Chelsie Mitchell, director of the Highlands, a senior living facility in Topsham, said 94% of her 415 residents accepted the vaccine and were fully vaccinated last week. Mitchell said residents who declined the vaccine did so for medical reasons.

“The vaccine goes in the arm and we have some people who can only get shots in their hips,” said Mitchell. “We also have some with a history of allergic reactions from vaccines.”

Regardless of whether they accept the vaccine, the state has enough vaccine doses to offer it to staff at Maine’s skilled nursing and assisted living facilities, according to Long.

“The Retail Pharmacy Program, a collaboration between U.S. CDC and pharmacies to vaccinate residents and staff at skilled nursing and assisted living facilities, has informed the Maine Immunization Program that staff and residents at all Maine skilled nursing and assisted living communities that are participating in the program have been offered a first dose,” Long wrote.

Within Sagadahoc County, health officials have administered 9,166 doses of the COVID-19 vaccine and 8.26% of the county’s population has received the second dose as of Thursday, according to the Maine CDC. Nearly 7,500 people ages 70-79 have received the first dose and 824 have received the second dose.

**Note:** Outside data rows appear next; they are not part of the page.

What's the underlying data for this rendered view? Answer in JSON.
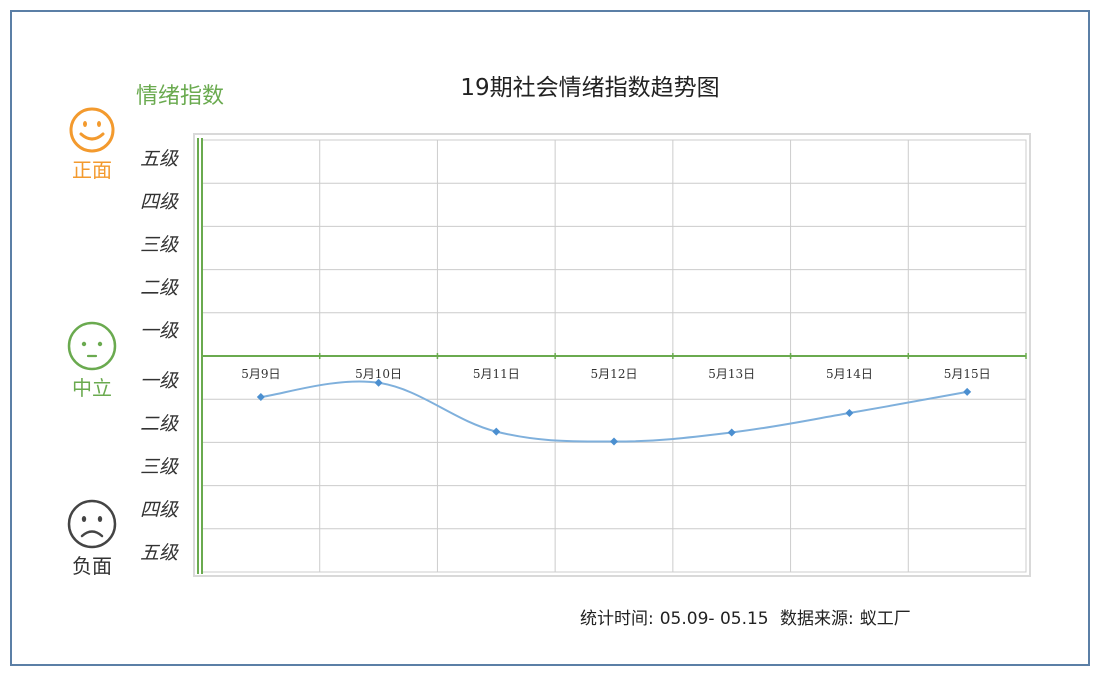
{
  "ylabel_text": "情绪指数",
  "faces": {
    "positive": {
      "label": "正面",
      "color": "#f39a2e"
    },
    "neutral": {
      "label": "中立",
      "color": "#6aaa4f"
    },
    "negative": {
      "label": "负面",
      "color": "#444444"
    }
  },
  "levels_positive": [
    "五级",
    "四级",
    "三级",
    "二级",
    "一级"
  ],
  "levels_negative": [
    "一级",
    "二级",
    "三级",
    "四级",
    "五级"
  ],
  "footer": {
    "time_label": "统计时间:",
    "time_range": "05.09- 05.15",
    "source_label": "数据来源:",
    "source": "蚁工厂"
  },
  "colors": {
    "line": "#7fb0dc",
    "marker": "#4b8fd0",
    "axis": "#6aaa4f",
    "grid": "#cccccc"
  },
  "chart_data": {
    "type": "line",
    "title": "19期社会情绪指数趋势图",
    "ylabel": "情绪指数",
    "categories": [
      "5月9日",
      "5月10日",
      "5月11日",
      "5月12日",
      "5月13日",
      "5月14日",
      "5月15日"
    ],
    "series": [
      {
        "values": [
          -0.95,
          -0.62,
          -1.75,
          -1.98,
          -1.77,
          -1.32,
          -0.83
        ]
      }
    ],
    "ylim": [
      -5,
      5
    ],
    "grid": true
  }
}
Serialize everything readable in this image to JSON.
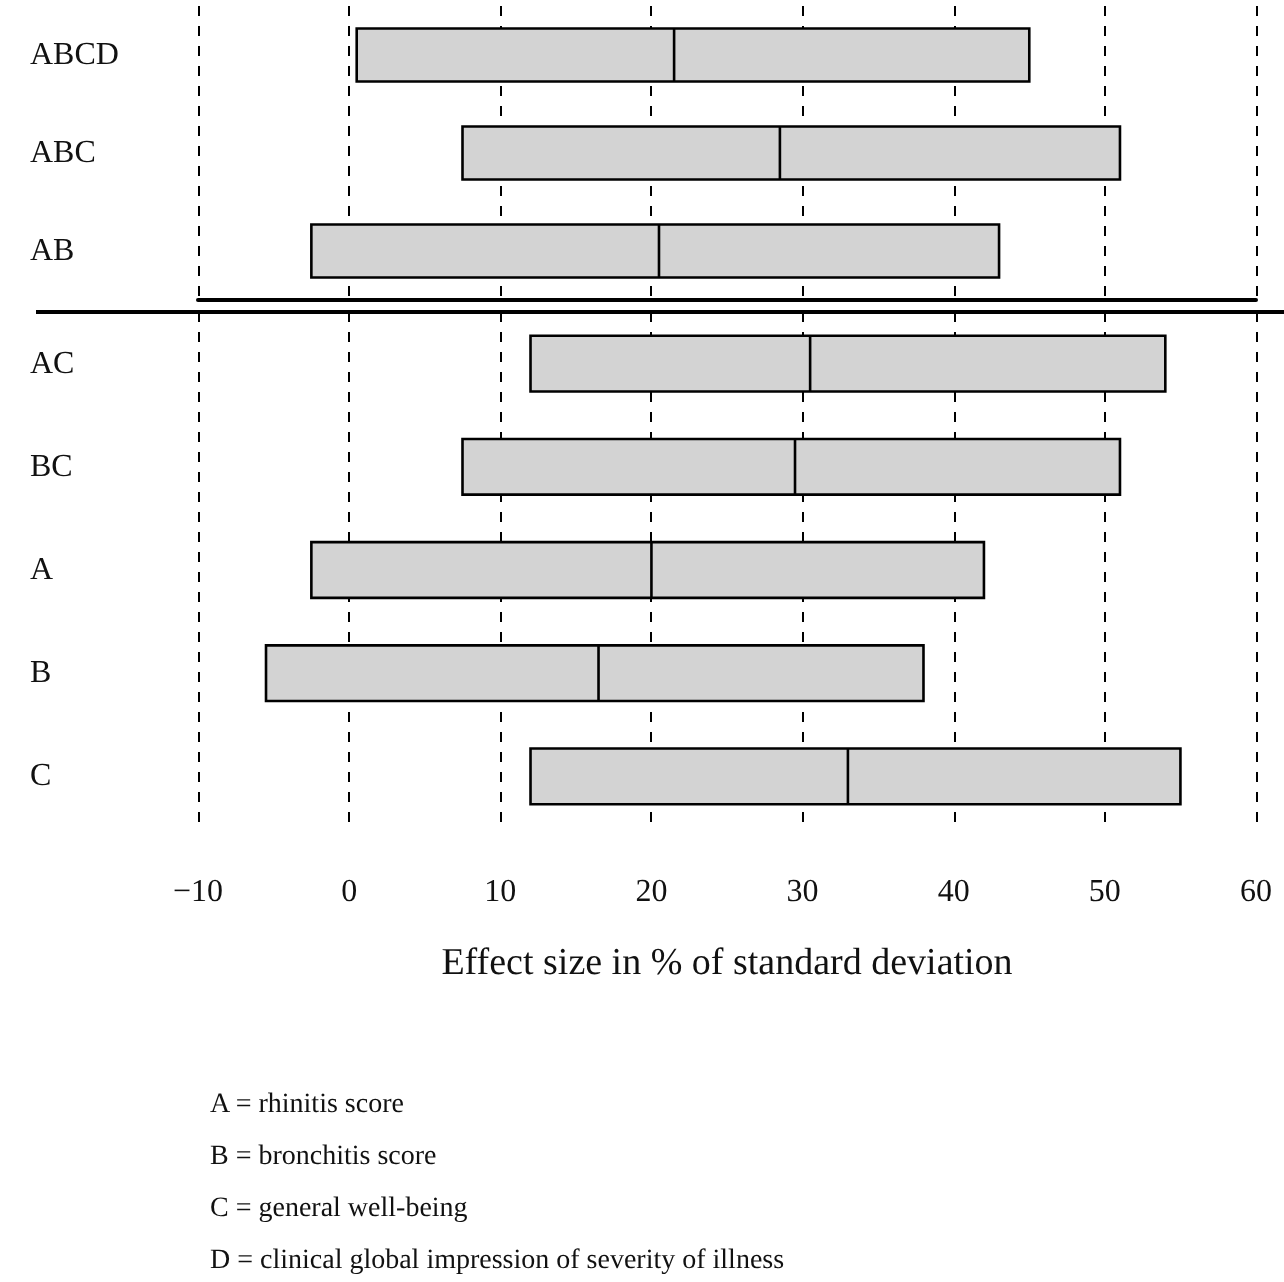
{
  "chart_data": [
    {
      "type": "box",
      "orientation": "horizontal",
      "categories": [
        "ABCD",
        "ABC",
        "AB"
      ],
      "series": [
        {
          "color": "#d3d3d3",
          "boxes": [
            {
              "low": 0.5,
              "q1": 0.5,
              "median": 21.5,
              "q3": 45,
              "high": 45
            },
            {
              "low": 7.5,
              "q1": 7.5,
              "median": 28.5,
              "q3": 51,
              "high": 51
            },
            {
              "low": -2.5,
              "q1": -2.5,
              "median": 20.5,
              "q3": 43,
              "high": 43
            }
          ]
        }
      ],
      "xlim": [
        -10,
        60
      ],
      "xticks": [
        -10,
        0,
        10,
        20,
        30,
        40,
        50,
        60
      ],
      "grid": "x",
      "tick_labels": "y"
    },
    {
      "type": "box",
      "orientation": "horizontal",
      "categories": [
        "AC",
        "BC",
        "A",
        "B",
        "C"
      ],
      "series": [
        {
          "color": "#d3d3d3",
          "boxes": [
            {
              "low": 12,
              "q1": 12,
              "median": 30.5,
              "q3": 54,
              "high": 54
            },
            {
              "low": 7.5,
              "q1": 7.5,
              "median": 29.5,
              "q3": 51,
              "high": 51
            },
            {
              "low": -2.5,
              "q1": -2.5,
              "median": 20,
              "q3": 42,
              "high": 42
            },
            {
              "low": -5.5,
              "q1": -5.5,
              "median": 16.5,
              "q3": 38,
              "high": 38
            },
            {
              "low": 12,
              "q1": 12,
              "median": 33,
              "q3": 55,
              "high": 55
            }
          ]
        }
      ],
      "xlim": [
        -10,
        60
      ],
      "xticks": [
        -10,
        0,
        10,
        20,
        30,
        40,
        50,
        60
      ],
      "grid": "x",
      "xlabel": "Effect size in % of standard deviation",
      "annotations": [
        "A = rhinitis score",
        "B = bronchitis score",
        "C = general well-being",
        "D = clinical global impression of severity of illness"
      ]
    }
  ]
}
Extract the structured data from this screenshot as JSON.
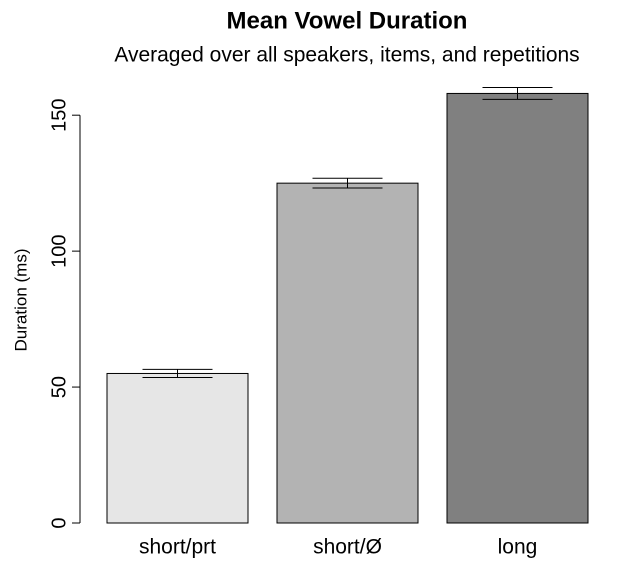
{
  "chart_data": {
    "type": "bar",
    "title": "Mean Vowel Duration",
    "subtitle": "Averaged over all speakers, items, and repetitions",
    "y_label": "Duration (ms)",
    "categories": [
      "short/prt",
      "short/Ø",
      "long"
    ],
    "values": [
      55,
      125,
      158
    ],
    "errors": [
      1.5,
      1.8,
      2.2
    ],
    "colors": [
      "#e6e6e6",
      "#b3b3b3",
      "#808080"
    ],
    "ylim": [
      0,
      160
    ],
    "yticks": [
      0,
      50,
      100,
      150
    ],
    "grid": false
  }
}
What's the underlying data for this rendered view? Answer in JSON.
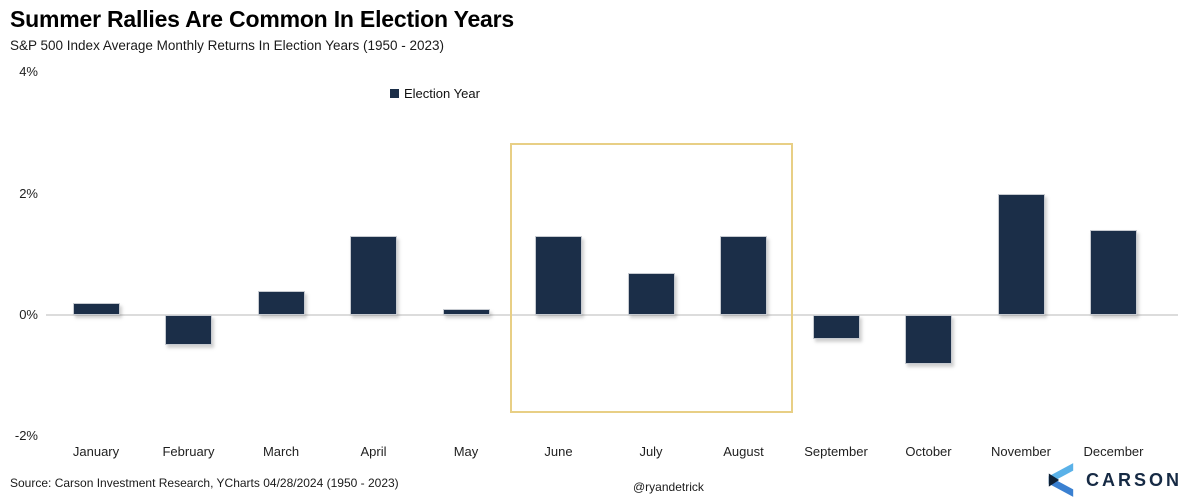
{
  "header": {
    "title": "Summer Rallies Are Common In Election Years",
    "subtitle": "S&P 500 Index Average Monthly Returns In Election Years (1950 - 2023)"
  },
  "chart_data": {
    "type": "bar",
    "title": "Summer Rallies Are Common In Election Years",
    "subtitle": "S&P 500 Index Average Monthly Returns In Election Years (1950 - 2023)",
    "series_label": "Election Year",
    "categories": [
      "January",
      "February",
      "March",
      "April",
      "May",
      "June",
      "July",
      "August",
      "September",
      "October",
      "November",
      "December"
    ],
    "values": [
      0.2,
      -0.5,
      0.4,
      1.3,
      0.1,
      1.3,
      0.7,
      1.3,
      -0.4,
      -0.8,
      2.0,
      1.4
    ],
    "unit": "%",
    "ylim": [
      -2,
      4
    ],
    "yticks": [
      {
        "label": "4%",
        "value": 4
      },
      {
        "label": "2%",
        "value": 2
      },
      {
        "label": "0%",
        "value": 0
      },
      {
        "label": "-2%",
        "value": -2
      }
    ],
    "grid": false,
    "zero_line": true,
    "legend_position": "top-center",
    "bar_color": "#1b2e48",
    "highlight": {
      "months": [
        "June",
        "July",
        "August"
      ],
      "box_color": "#e8cf85"
    }
  },
  "footer": {
    "source": "Source: Carson Investment Research, YCharts 04/28/2024 (1950 - 2023)",
    "handle": "@ryandetrick",
    "brand": "CARSON"
  },
  "colors": {
    "bar": "#1b2e48",
    "highlight_box": "#e8cf85",
    "zero_line": "#dcdcdc",
    "logo_light_blue": "#5ab1e8",
    "logo_mid_blue": "#3a80d1",
    "logo_navy": "#0d2036"
  }
}
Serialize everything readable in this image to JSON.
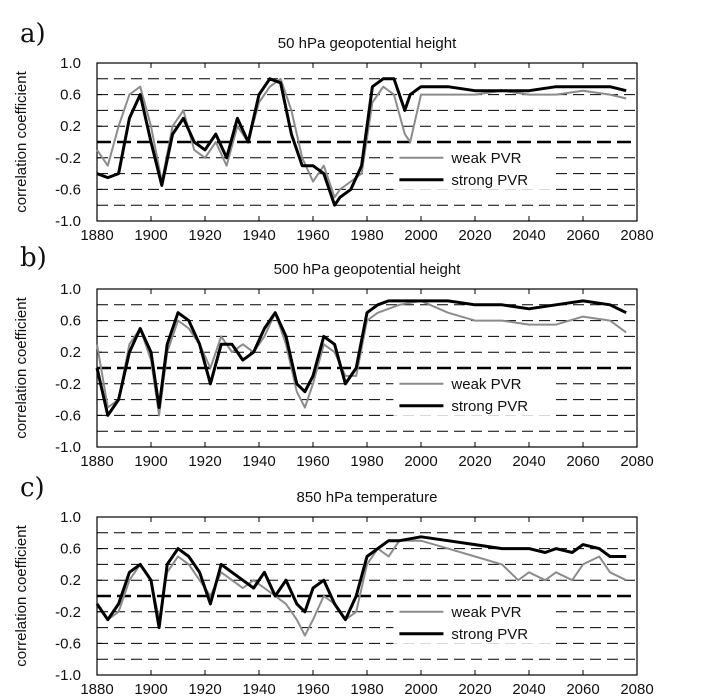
{
  "colors": {
    "weak": "#8c8c8c",
    "strong": "#000000",
    "grid": "#000000"
  },
  "chart_data": [
    {
      "type": "line",
      "panel_label": "a)",
      "title": "50 hPa geopotential height",
      "ylabel": "correlation coefficient",
      "xlabel": "",
      "xlim": [
        1880,
        2080
      ],
      "ylim": [
        -1.0,
        1.0
      ],
      "xticks": [
        "1880",
        "1900",
        "1920",
        "1940",
        "1960",
        "1980",
        "2000",
        "2020",
        "2040",
        "2060",
        "2080"
      ],
      "yticks": [
        "1.0",
        "0.6",
        "0.2",
        "-0.2",
        "-0.6",
        "-1.0"
      ],
      "grid": "horizontal dashed every 0.2, heavy dashed at 0",
      "legend": {
        "placement": "lower-right"
      },
      "series": [
        {
          "name": "weak PVR",
          "style": "weak",
          "x": [
            1880,
            1884,
            1888,
            1892,
            1896,
            1900,
            1904,
            1908,
            1912,
            1916,
            1920,
            1924,
            1928,
            1932,
            1936,
            1940,
            1944,
            1948,
            1952,
            1956,
            1960,
            1964,
            1968,
            1970,
            1974,
            1978,
            1982,
            1986,
            1990,
            1994,
            1996,
            2000,
            2010,
            2020,
            2030,
            2040,
            2050,
            2060,
            2070,
            2076
          ],
          "y": [
            -0.1,
            -0.3,
            0.2,
            0.6,
            0.7,
            0.2,
            -0.5,
            0.2,
            0.4,
            -0.1,
            -0.2,
            0.0,
            -0.3,
            0.2,
            0.0,
            0.5,
            0.7,
            0.8,
            0.4,
            -0.2,
            -0.5,
            -0.3,
            -0.7,
            -0.6,
            -0.5,
            -0.4,
            0.5,
            0.7,
            0.6,
            0.1,
            0.0,
            0.6,
            0.6,
            0.6,
            0.65,
            0.6,
            0.6,
            0.65,
            0.6,
            0.55
          ]
        },
        {
          "name": "strong PVR",
          "style": "strong",
          "x": [
            1880,
            1884,
            1888,
            1892,
            1896,
            1900,
            1904,
            1908,
            1912,
            1916,
            1920,
            1924,
            1928,
            1932,
            1936,
            1940,
            1944,
            1948,
            1952,
            1956,
            1960,
            1964,
            1968,
            1970,
            1974,
            1978,
            1982,
            1986,
            1990,
            1994,
            1996,
            2000,
            2010,
            2020,
            2030,
            2040,
            2050,
            2060,
            2070,
            2076
          ],
          "y": [
            -0.4,
            -0.45,
            -0.4,
            0.3,
            0.6,
            0.0,
            -0.55,
            0.1,
            0.3,
            0.0,
            -0.1,
            0.1,
            -0.2,
            0.3,
            0.0,
            0.6,
            0.8,
            0.75,
            0.1,
            -0.3,
            -0.3,
            -0.4,
            -0.8,
            -0.7,
            -0.6,
            -0.3,
            0.7,
            0.8,
            0.8,
            0.4,
            0.6,
            0.7,
            0.7,
            0.65,
            0.65,
            0.65,
            0.7,
            0.7,
            0.7,
            0.65
          ]
        }
      ]
    },
    {
      "type": "line",
      "panel_label": "b)",
      "title": "500 hPa geopotential height",
      "ylabel": "correlation coefficient",
      "xlabel": "",
      "xlim": [
        1880,
        2080
      ],
      "ylim": [
        -1.0,
        1.0
      ],
      "xticks": [
        "1880",
        "1900",
        "1920",
        "1940",
        "1960",
        "1980",
        "2000",
        "2020",
        "2040",
        "2060",
        "2080"
      ],
      "yticks": [
        "1.0",
        "0.6",
        "0.2",
        "-0.2",
        "-0.6",
        "-1.0"
      ],
      "grid": "horizontal dashed every 0.2, heavy dashed at 0",
      "legend": {
        "placement": "lower-right"
      },
      "series": [
        {
          "name": "weak PVR",
          "style": "weak",
          "x": [
            1880,
            1884,
            1888,
            1892,
            1896,
            1900,
            1903,
            1906,
            1910,
            1914,
            1918,
            1922,
            1926,
            1930,
            1934,
            1938,
            1942,
            1946,
            1950,
            1954,
            1957,
            1960,
            1964,
            1968,
            1972,
            1976,
            1980,
            1984,
            1988,
            1992,
            2000,
            2010,
            2020,
            2030,
            2040,
            2050,
            2060,
            2070,
            2076
          ],
          "y": [
            0.3,
            -0.5,
            -0.4,
            0.3,
            0.5,
            0.1,
            -0.6,
            0.2,
            0.6,
            0.5,
            0.3,
            0.0,
            0.4,
            0.2,
            0.3,
            0.2,
            0.4,
            0.7,
            0.3,
            -0.3,
            -0.5,
            -0.2,
            0.3,
            0.2,
            -0.1,
            -0.1,
            0.6,
            0.7,
            0.75,
            0.8,
            0.85,
            0.7,
            0.6,
            0.6,
            0.55,
            0.55,
            0.65,
            0.6,
            0.45
          ]
        },
        {
          "name": "strong PVR",
          "style": "strong",
          "x": [
            1880,
            1884,
            1888,
            1892,
            1896,
            1900,
            1903,
            1906,
            1910,
            1914,
            1918,
            1922,
            1926,
            1930,
            1934,
            1938,
            1942,
            1946,
            1950,
            1954,
            1957,
            1960,
            1964,
            1968,
            1972,
            1976,
            1980,
            1984,
            1988,
            1992,
            2000,
            2010,
            2020,
            2030,
            2040,
            2050,
            2060,
            2070,
            2076
          ],
          "y": [
            0.0,
            -0.6,
            -0.4,
            0.2,
            0.5,
            0.2,
            -0.5,
            0.3,
            0.7,
            0.6,
            0.3,
            -0.2,
            0.3,
            0.3,
            0.1,
            0.2,
            0.5,
            0.7,
            0.4,
            -0.2,
            -0.3,
            -0.1,
            0.4,
            0.3,
            -0.2,
            0.0,
            0.7,
            0.8,
            0.85,
            0.85,
            0.85,
            0.85,
            0.8,
            0.8,
            0.75,
            0.8,
            0.85,
            0.8,
            0.7
          ]
        }
      ]
    },
    {
      "type": "line",
      "panel_label": "c)",
      "title": "850 hPa temperature",
      "ylabel": "correlation coefficient",
      "xlabel": "",
      "xlim": [
        1880,
        2080
      ],
      "ylim": [
        -1.0,
        1.0
      ],
      "xticks": [
        "1880",
        "1900",
        "1920",
        "1940",
        "1960",
        "1980",
        "2000",
        "2020",
        "2040",
        "2060",
        "2080"
      ],
      "yticks": [
        "1.0",
        "0.6",
        "0.2",
        "-0.2",
        "-0.6",
        "-1.0"
      ],
      "grid": "horizontal dashed every 0.2, heavy dashed at 0",
      "legend": {
        "placement": "lower-right"
      },
      "series": [
        {
          "name": "weak PVR",
          "style": "weak",
          "x": [
            1880,
            1884,
            1888,
            1892,
            1896,
            1900,
            1903,
            1906,
            1910,
            1914,
            1918,
            1922,
            1926,
            1930,
            1934,
            1938,
            1942,
            1946,
            1950,
            1954,
            1957,
            1960,
            1964,
            1968,
            1972,
            1976,
            1980,
            1984,
            1988,
            1992,
            2000,
            2010,
            2020,
            2030,
            2036,
            2040,
            2046,
            2050,
            2056,
            2060,
            2066,
            2070,
            2076
          ],
          "y": [
            -0.1,
            -0.3,
            -0.2,
            0.2,
            0.4,
            0.2,
            -0.3,
            0.3,
            0.5,
            0.4,
            0.2,
            0.0,
            0.3,
            0.2,
            0.1,
            0.2,
            0.1,
            0.0,
            -0.1,
            -0.3,
            -0.5,
            -0.3,
            0.0,
            -0.1,
            -0.3,
            -0.2,
            0.4,
            0.6,
            0.5,
            0.7,
            0.7,
            0.6,
            0.5,
            0.4,
            0.2,
            0.3,
            0.2,
            0.3,
            0.2,
            0.4,
            0.5,
            0.3,
            0.2
          ]
        },
        {
          "name": "strong PVR",
          "style": "strong",
          "x": [
            1880,
            1884,
            1888,
            1892,
            1896,
            1900,
            1903,
            1906,
            1910,
            1914,
            1918,
            1922,
            1926,
            1930,
            1934,
            1938,
            1942,
            1946,
            1950,
            1954,
            1957,
            1960,
            1964,
            1968,
            1972,
            1976,
            1980,
            1984,
            1988,
            1992,
            2000,
            2010,
            2020,
            2030,
            2036,
            2040,
            2046,
            2050,
            2056,
            2060,
            2066,
            2070,
            2076
          ],
          "y": [
            -0.1,
            -0.3,
            -0.1,
            0.3,
            0.4,
            0.2,
            -0.4,
            0.4,
            0.6,
            0.5,
            0.3,
            -0.1,
            0.4,
            0.3,
            0.2,
            0.1,
            0.3,
            0.0,
            0.2,
            -0.1,
            -0.2,
            0.1,
            0.2,
            -0.1,
            -0.3,
            0.0,
            0.5,
            0.6,
            0.7,
            0.7,
            0.75,
            0.7,
            0.65,
            0.6,
            0.6,
            0.6,
            0.55,
            0.6,
            0.55,
            0.65,
            0.6,
            0.5,
            0.5
          ]
        }
      ]
    }
  ]
}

According to the Maine CDC, 199,360 Mainers had received a first dose of the vaccine as of Sunday, while 94,767 have received two doses.

The number of new COVID-19 cases has declined over the past few weeks. On Sunday, the state’s seven-day average of daily reported cases was 140 new cases compared to 562 new cases on Jan.19.

Since March, Sagadahoc County has seen 826 COVID-19 cases and one death as of Friday, the Maine CDC reported.

Statewide, 43,497 Mainers have tested positive for COVID-19 and 658 have died as of Sunday.